PROJECT SUMMARY/ABSTRACT Over 40 million children and adults in the US suffer from chronic pulmonary diseases including asthma, chronic bronchitis and obstructive pulmonary disease. Asthma alone accounts for 25 million cases, with prevalence increasing by 10% each decade. Combination inhaled corticosteroids (ICs) are the treatment of choice for the long-term management of breathing symptoms. Regrettably, ICs are also associated with voice disorders in up to 50% of cases. These disorders become chronic, impair communication, and have significant adverse occupational, financial, and psychosocial consequences. Given the prevalence of voice disorders associated with combination ICs since chlorofluorocarbon-propelled inhalers were banned in 2008, compelling clinical evidence necessitates a new research initiative to address this critical threat to public health. The long-term goal of this research program is to prevent and cure voice disorders associated with combination ICs across the lifespan. Children placed on inhalers face lifelong, possibly permanent communication impairment. Determining the pathophysiology of IC-related voice disorders is the critical next step to developing new voice-sparing asthma drugs. It is essential to determine the pathophysiology of voice disorders associated with combination ICs, to treat, reverse, and prevent these voice changes. This project accomplishes these objectives in 3 hypothesis-driven aims. Aim 1 determines structural laryngeal biomarkers of IC use associated with voice disorders in children and adults with the 2 most common phenotypes of asthma (high TH2 allergic and low TH2 primarily eosinophilic). Aim 2 quantifies voice disorder onset and reversibility for ICs versus sham using an in vivo animal model. Aim 3 examines the pathogenesis of IC-related voice disorders via examination of cytokines associated with inflammation (IL-1β, IL-6, TNF-α) from animal true vocal folds and human false vocal folds. Collectively, these aims define the pathophysiology associated with IC-related voice disorders, laying the foundation for voice disorder cure and prevention in this population. This translational project will have immediate and significant clinical implications, making a powerful and sustained impact in the field of communication disorders.

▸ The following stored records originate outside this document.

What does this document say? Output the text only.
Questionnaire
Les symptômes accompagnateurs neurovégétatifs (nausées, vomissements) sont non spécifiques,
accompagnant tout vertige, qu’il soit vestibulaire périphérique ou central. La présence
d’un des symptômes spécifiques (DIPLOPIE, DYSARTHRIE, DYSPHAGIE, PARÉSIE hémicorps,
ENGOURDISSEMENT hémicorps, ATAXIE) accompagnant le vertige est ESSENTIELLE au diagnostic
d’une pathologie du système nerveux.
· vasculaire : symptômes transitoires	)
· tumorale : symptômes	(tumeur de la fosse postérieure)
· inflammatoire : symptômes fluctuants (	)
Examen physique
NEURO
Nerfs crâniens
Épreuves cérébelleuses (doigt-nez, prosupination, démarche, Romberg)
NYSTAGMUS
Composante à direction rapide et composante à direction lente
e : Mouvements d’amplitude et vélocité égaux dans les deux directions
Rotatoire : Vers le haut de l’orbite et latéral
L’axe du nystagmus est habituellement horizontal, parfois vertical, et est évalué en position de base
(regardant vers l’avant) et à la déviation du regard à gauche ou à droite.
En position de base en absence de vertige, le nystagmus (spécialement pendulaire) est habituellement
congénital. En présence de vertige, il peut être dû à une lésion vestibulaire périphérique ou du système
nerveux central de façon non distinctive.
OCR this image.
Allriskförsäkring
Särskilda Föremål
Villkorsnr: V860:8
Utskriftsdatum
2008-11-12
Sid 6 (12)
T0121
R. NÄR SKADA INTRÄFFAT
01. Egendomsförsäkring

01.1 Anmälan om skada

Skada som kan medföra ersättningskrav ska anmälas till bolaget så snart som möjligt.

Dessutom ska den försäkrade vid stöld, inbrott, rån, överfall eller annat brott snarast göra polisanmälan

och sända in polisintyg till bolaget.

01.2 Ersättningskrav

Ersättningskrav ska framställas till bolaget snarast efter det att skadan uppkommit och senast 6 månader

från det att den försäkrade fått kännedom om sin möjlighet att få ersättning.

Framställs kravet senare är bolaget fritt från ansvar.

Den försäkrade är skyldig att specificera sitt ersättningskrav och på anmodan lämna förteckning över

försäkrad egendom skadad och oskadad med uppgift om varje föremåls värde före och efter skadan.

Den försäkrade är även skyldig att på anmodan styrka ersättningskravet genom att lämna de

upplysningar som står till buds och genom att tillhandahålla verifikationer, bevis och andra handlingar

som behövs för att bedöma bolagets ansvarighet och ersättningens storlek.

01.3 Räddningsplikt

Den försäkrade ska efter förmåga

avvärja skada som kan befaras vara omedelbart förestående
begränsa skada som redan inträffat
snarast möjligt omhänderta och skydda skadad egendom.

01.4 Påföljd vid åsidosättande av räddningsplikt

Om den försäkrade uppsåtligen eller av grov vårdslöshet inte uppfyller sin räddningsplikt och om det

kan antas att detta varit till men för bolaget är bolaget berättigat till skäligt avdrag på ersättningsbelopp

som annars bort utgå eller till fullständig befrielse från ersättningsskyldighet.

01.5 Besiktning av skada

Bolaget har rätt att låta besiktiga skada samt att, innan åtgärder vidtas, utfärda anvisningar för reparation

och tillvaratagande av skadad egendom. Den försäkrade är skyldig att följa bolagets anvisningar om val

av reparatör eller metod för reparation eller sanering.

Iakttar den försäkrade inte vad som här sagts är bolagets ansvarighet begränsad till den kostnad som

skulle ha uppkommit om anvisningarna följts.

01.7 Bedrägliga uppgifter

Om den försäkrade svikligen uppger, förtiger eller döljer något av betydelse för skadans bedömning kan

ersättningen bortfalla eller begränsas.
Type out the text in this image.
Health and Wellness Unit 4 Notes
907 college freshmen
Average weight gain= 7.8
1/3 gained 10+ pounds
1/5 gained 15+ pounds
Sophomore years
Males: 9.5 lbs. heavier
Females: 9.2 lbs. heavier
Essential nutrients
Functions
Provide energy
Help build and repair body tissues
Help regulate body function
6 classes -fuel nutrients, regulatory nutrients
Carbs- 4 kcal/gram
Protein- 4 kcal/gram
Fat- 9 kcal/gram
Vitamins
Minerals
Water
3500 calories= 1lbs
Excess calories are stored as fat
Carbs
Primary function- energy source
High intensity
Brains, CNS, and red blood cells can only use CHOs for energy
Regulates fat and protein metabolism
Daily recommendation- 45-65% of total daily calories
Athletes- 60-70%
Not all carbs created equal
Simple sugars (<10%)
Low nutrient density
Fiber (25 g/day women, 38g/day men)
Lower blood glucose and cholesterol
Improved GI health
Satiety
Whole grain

项目摘要/摘要 美国超过4000万儿童和成人患有慢性肺部疾病，包括哮喘，慢性 支气管炎和阻塞性肺部疾病。仅哮喘就占2500万例，患病率 每十年增加10％。遗传性皮质类固醇（ICS）是选择治疗 呼吸症状的长期治疗。遗憾的是，IC也与UP中的语音障碍有关 到50％的病例。这些疾病变为长期，损害沟通，并拥有大量广告 职业，财务和社会心理后果。鉴于与语音障碍相关的流行率 自2008年禁止使用氯氟化合物的遗传因素以来，ICS的组合。 必要的证据是一项新的研究计划，以应对对公共卫生的这一关键威胁。 该研究计划的长期目标是预防和治愈与 整个生命周期的组合。放在继承者面对终生的孩子，可能永久的 沟通障碍。确定与IC相关语音疾病的病理生理学是关键 开发新的语音哮喘药物的下一步。确定病理生理学至关重要 与组合相关的语音障碍，以治疗，逆转和防止这些声音变化。这 项目以3个假设驱动的目的实现了这些目标。 AIM 1确定结构性喉 IC的生物标志物与2个最常见的儿童和成人中的语音障碍有关 哮喘的表型（高Th2过敏和低Th2原发性嗜酸性粒细胞）。目标2量化语音障碍 使用体内动物模型的IC与假手术的发作和可逆性。 AIM 3检查了 通过检查与注射（IL-1β，IL-6，TNF-α）相关的IC相关语音疾病 动物真实的声带和人类虚假的声带。这些目的共同定义了病理生理学 与IC相关的语音障碍相关，为此奠定了语音障碍的基础 人口。这个翻译项目将具有直接和重大的临床意义，使得 在沟通障碍领域的强大而持续的影响。